Above-mentioned processor can also judge whether amplitude envelops slope value is more than default slope value when executing program； In the case of judging that amplitude envelops slope value is more than default slope value, determine that spoken sounds state is first state；Judging In the case of going out amplitude envelops slope value no more than default slope value, determine that spoken sounds state is the second state；According to speech Sound status, voice input energy value, audio reference energy value and sound energy ratio, determine target talk situation.

Above-mentioned processor can also determine first when executing program according to audio input signal and sounding reference signal Waveform signal correlation；According to audio input signal and sound output signal, the second waveform signal correlation is determined；It is defeated in sound Enter energy value and be more than the first predetermined threshold value, it is big that audio reference energy value is more than the second predetermined threshold value, first waveform signal correlation values In third predetermined threshold value, the second waveform signal correlation are less than the 4th predetermined threshold value and acoustic energy ratio is less than the 5th default threshold In the case of value, determine that target talk situation is distal end talk situation；It is more than the 6th predetermined threshold value, sound in voice input energy value Sound reference energy value is more than the 7th predetermined threshold value, first waveform signal correlation values less than the 8th predetermined threshold value, the second waveform signal Correlation be more than the 9th predetermined threshold value, acoustic energy ratio be more than the tenth predetermined threshold value in the case of and spoken sounds state For first state when, determine target talk situation be both-end talk situation；It is more than the 11st default threshold in voice input energy value Value, audio reference energy value is less than the 12nd predetermined threshold value, first waveform signal correlation values less than the 13rd predetermined threshold value, second In the case that waveform signal correlation is more than the 14th predetermined threshold value, acoustic energy ratio is more than the tenth predetermined threshold value, and say When words sound status is first state, determine that target talk situation is proximal end talk situation；In voice input energy value less than the In the case that 15 predetermined threshold values and audio reference energy value are less than the 16th predetermined threshold value, determine that target talk situation is mute State.
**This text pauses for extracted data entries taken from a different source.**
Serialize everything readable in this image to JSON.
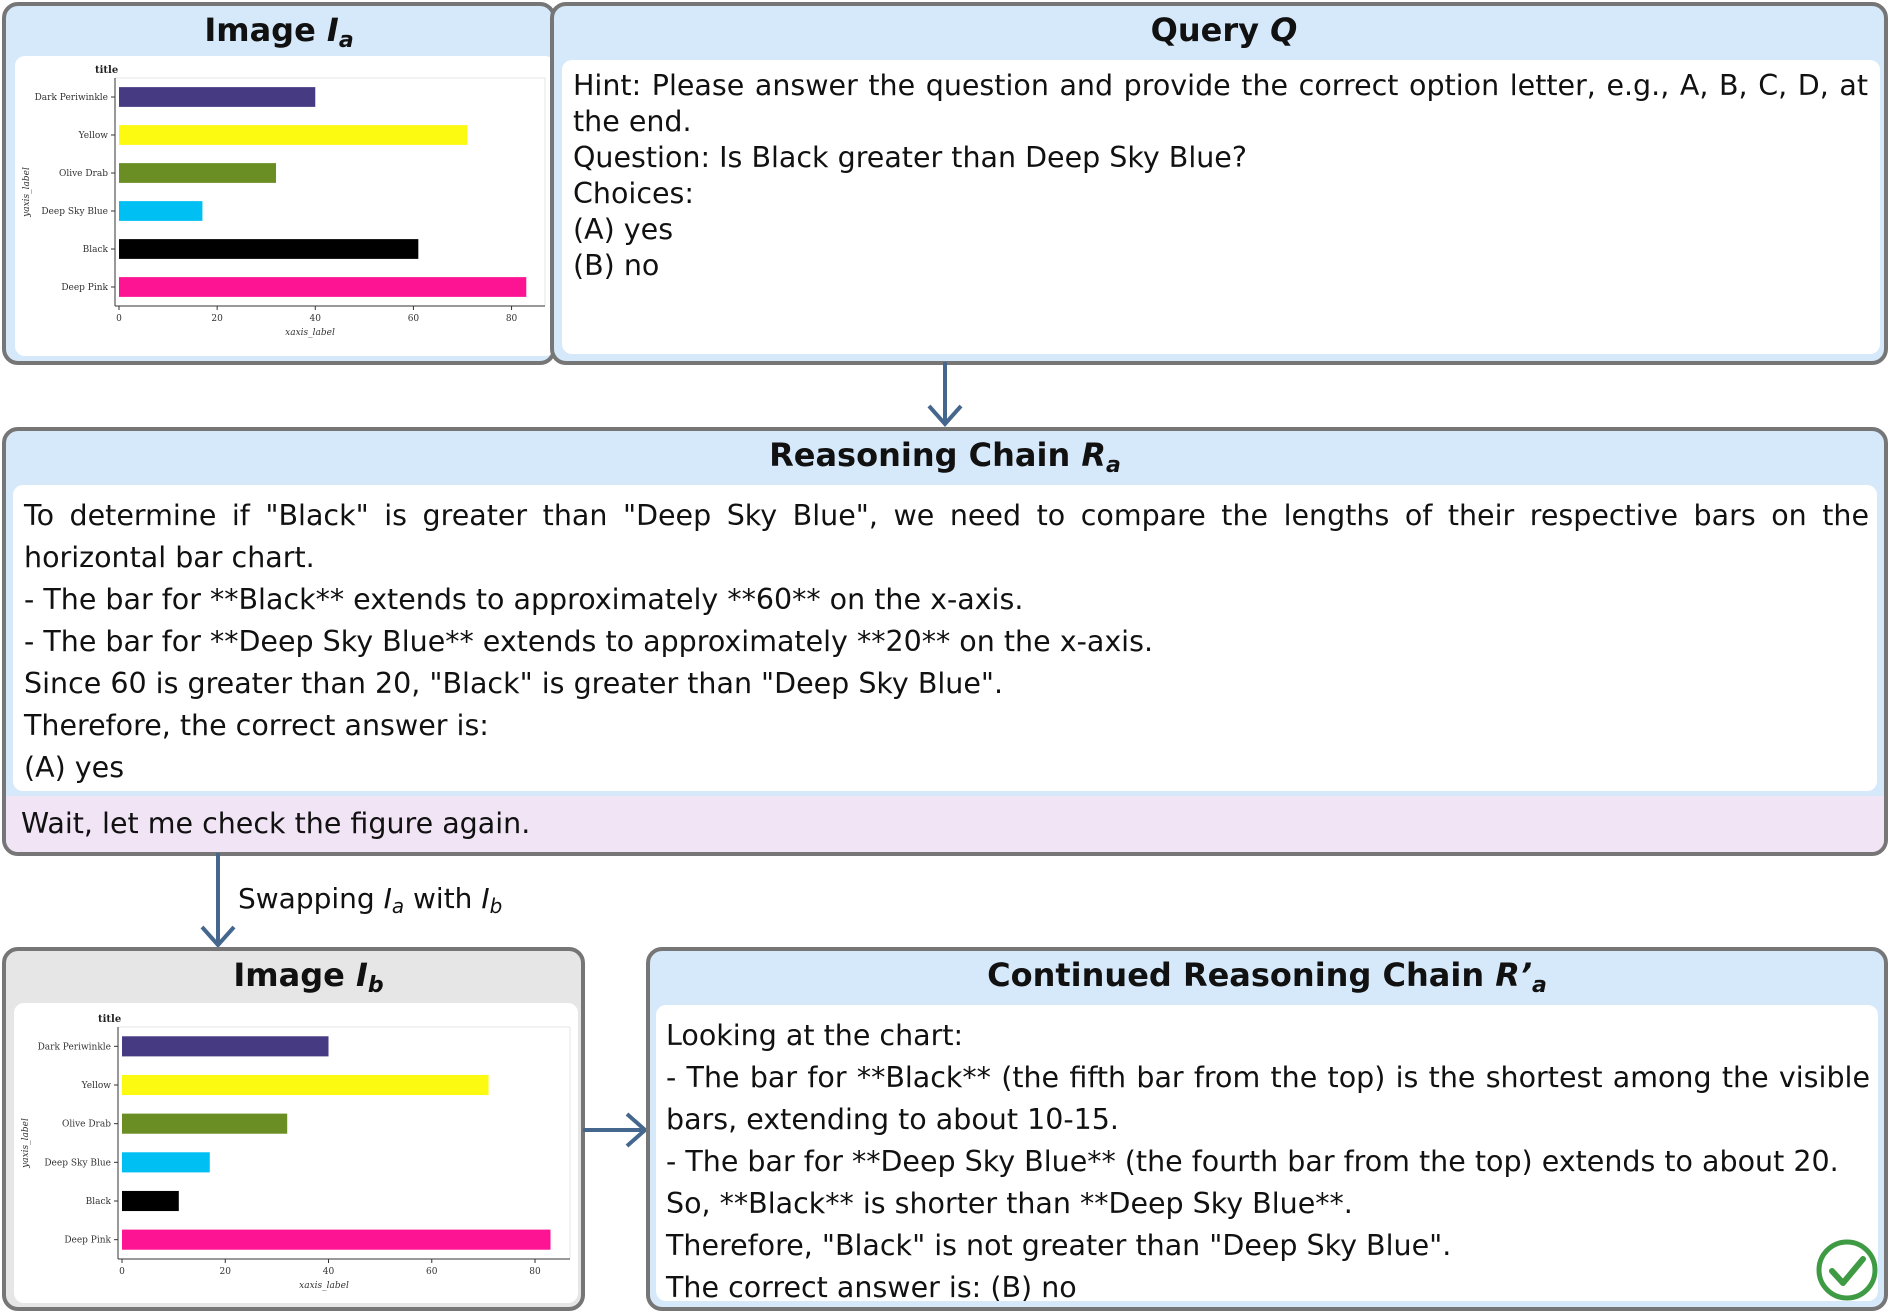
{
  "panels": {
    "image_a": {
      "title": "Image ",
      "symbol": "I",
      "sub": "a"
    },
    "query": {
      "title": "Query ",
      "symbol": "Q",
      "lines": [
        "Hint: Please answer the question and provide the correct option letter, e.g., A, B, C, D, at the end.",
        "Question: Is Black greater than Deep Sky Blue?",
        "Choices:",
        "(A) yes",
        "(B) no"
      ]
    },
    "reasoning": {
      "title": "Reasoning Chain ",
      "symbol": "R",
      "sub": "a",
      "lines": [
        "To determine if \"Black\" is greater than \"Deep Sky Blue\", we need to compare the lengths of their respective bars on the horizontal bar chart.",
        "- The bar for **Black** extends to approximately **60** on the x-axis.",
        "- The bar for **Deep Sky Blue** extends to approximately **20** on the x-axis.",
        "Since 60 is greater than 20, \"Black\" is greater than \"Deep Sky Blue\".",
        "Therefore, the correct answer is:",
        "(A) yes"
      ],
      "reflection": "Wait, let me check the figure again."
    },
    "image_b": {
      "title": "Image ",
      "symbol": "I",
      "sub": "b"
    },
    "continued": {
      "title": "Continued Reasoning Chain ",
      "symbol": "R’",
      "sub": "a",
      "lines": [
        "Looking at the chart:",
        "- The bar for **Black** (the fifth bar from the top) is the shortest among the visible bars, extending to about 10-15.",
        "- The bar for **Deep Sky Blue** (the fourth bar from the top) extends to about 20.",
        "So, **Black** is shorter than **Deep Sky Blue**.",
        "Therefore, \"Black\" is not greater than \"Deep Sky Blue\".",
        "The correct answer is: (B) no"
      ]
    }
  },
  "swap_label": {
    "prefix": "Swapping ",
    "sym1": "I",
    "sub1": "a",
    "mid": " with ",
    "sym2": "I",
    "sub2": "b"
  },
  "colors": {
    "check": "#3e9b43",
    "arrow": "#45678e",
    "border": "#767676"
  },
  "chart_data": [
    {
      "type": "bar",
      "orientation": "horizontal",
      "title": "title",
      "xlabel": "xaxis_label",
      "ylabel": "yaxis_label",
      "categories": [
        "Dark Periwinkle",
        "Yellow",
        "Olive Drab",
        "Deep Sky Blue",
        "Black",
        "Deep Pink"
      ],
      "values": [
        40,
        71,
        32,
        17,
        61,
        83
      ],
      "colors": [
        "#463b83",
        "#fbfa10",
        "#6a8e23",
        "#00bff3",
        "#000000",
        "#fd1493"
      ],
      "xticks": [
        0,
        20,
        40,
        60,
        80
      ],
      "xlim": [
        0,
        86
      ]
    },
    {
      "type": "bar",
      "orientation": "horizontal",
      "title": "title",
      "xlabel": "xaxis_label",
      "ylabel": "yaxis_label",
      "categories": [
        "Dark Periwinkle",
        "Yellow",
        "Olive Drab",
        "Deep Sky Blue",
        "Black",
        "Deep Pink"
      ],
      "values": [
        40,
        71,
        32,
        17,
        11,
        83
      ],
      "colors": [
        "#463b83",
        "#fbfa10",
        "#6a8e23",
        "#00bff3",
        "#000000",
        "#fd1493"
      ],
      "xticks": [
        0,
        20,
        40,
        60,
        80
      ],
      "xlim": [
        0,
        86
      ]
    }
  ]
}
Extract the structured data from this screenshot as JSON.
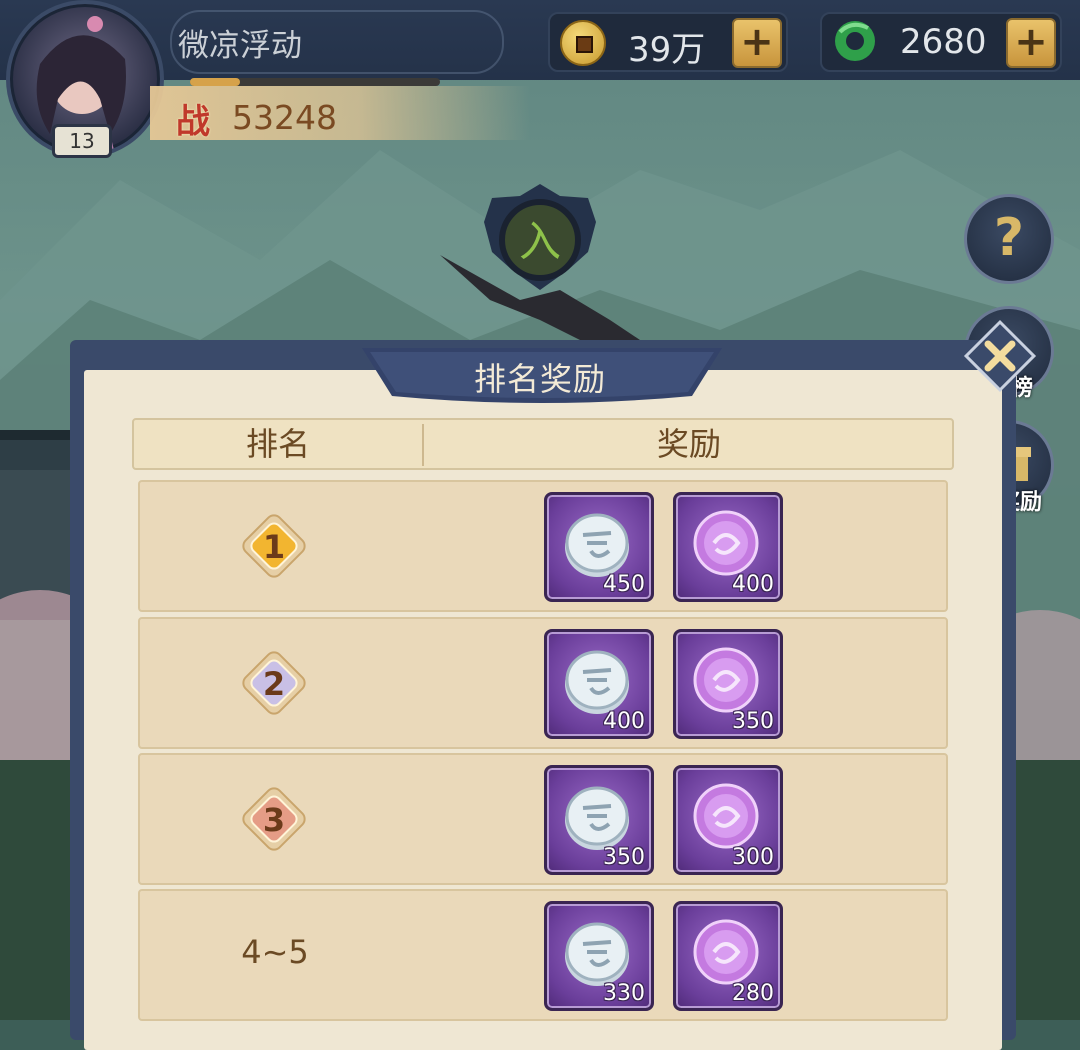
{
  "player": {
    "name": "微凉浮动",
    "level": "13",
    "xp_fraction": 0.2,
    "power_icon": "战",
    "power": "53248"
  },
  "currencies": [
    {
      "icon": "copper-coin-icon",
      "value": "39万",
      "plus": "+"
    },
    {
      "icon": "jade-icon",
      "value": "2680",
      "plus": "+"
    }
  ],
  "side_buttons": {
    "help": "?",
    "rank_label_partial": "行榜",
    "reward_label_partial": "名奖励"
  },
  "modal": {
    "title": "排名奖励",
    "header": {
      "rank": "排名",
      "reward": "奖励"
    },
    "rows": [
      {
        "rank": "1",
        "badge_color": "#f2b530",
        "rewards": [
          {
            "icon": "silver-spirit-coin-icon",
            "count": "450"
          },
          {
            "icon": "purple-spirit-coin-icon",
            "count": "400"
          }
        ]
      },
      {
        "rank": "2",
        "badge_color": "#c9c0e6",
        "rewards": [
          {
            "icon": "silver-spirit-coin-icon",
            "count": "400"
          },
          {
            "icon": "purple-spirit-coin-icon",
            "count": "350"
          }
        ]
      },
      {
        "rank": "3",
        "badge_color": "#e59c86",
        "rewards": [
          {
            "icon": "silver-spirit-coin-icon",
            "count": "350"
          },
          {
            "icon": "purple-spirit-coin-icon",
            "count": "300"
          }
        ]
      },
      {
        "rank": "4~5",
        "badge_color": "",
        "rewards": [
          {
            "icon": "silver-spirit-coin-icon",
            "count": "330"
          },
          {
            "icon": "purple-spirit-coin-icon",
            "count": "280"
          }
        ]
      }
    ]
  },
  "emblem_glyph": "入",
  "colors": {
    "hud": "#243249",
    "panel": "#efe7d3",
    "accent_gold": "#d6a24a"
  }
}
Present invention also provides a kind of computer program products, when being executed on data processing equipment, are adapted for carrying out just The program of beginningization there are as below methods step：Obtain audio input signal and sounding reference signal；To audio input signal and sound Reference signal is pre-processed, and determines sound output signal；Voice input energy value, audio reference energy value are detected, and Sound exports energy value, wherein voice input energy value is the corresponding wave type energy value of audio input signal, audio reference energy Value is the corresponding wave type energy value of sounding reference signal, and it is the corresponding energy value of sound output signal that sound, which exports energy value,；It is right Sound exports energy value and sound input energy value is calculated, and obtains acoustic energy ratio；According to voice input energy value, sound Sound reference energy value and sound energy ratio, determine target talk situation；Judge target talk situation is with current talk situation It is no identical, wherein current talk situation is the talk situation in historical time section；Judging target talk situation and is currently saying In the case of speech phase is different, current talk situation is switched to target talk situation.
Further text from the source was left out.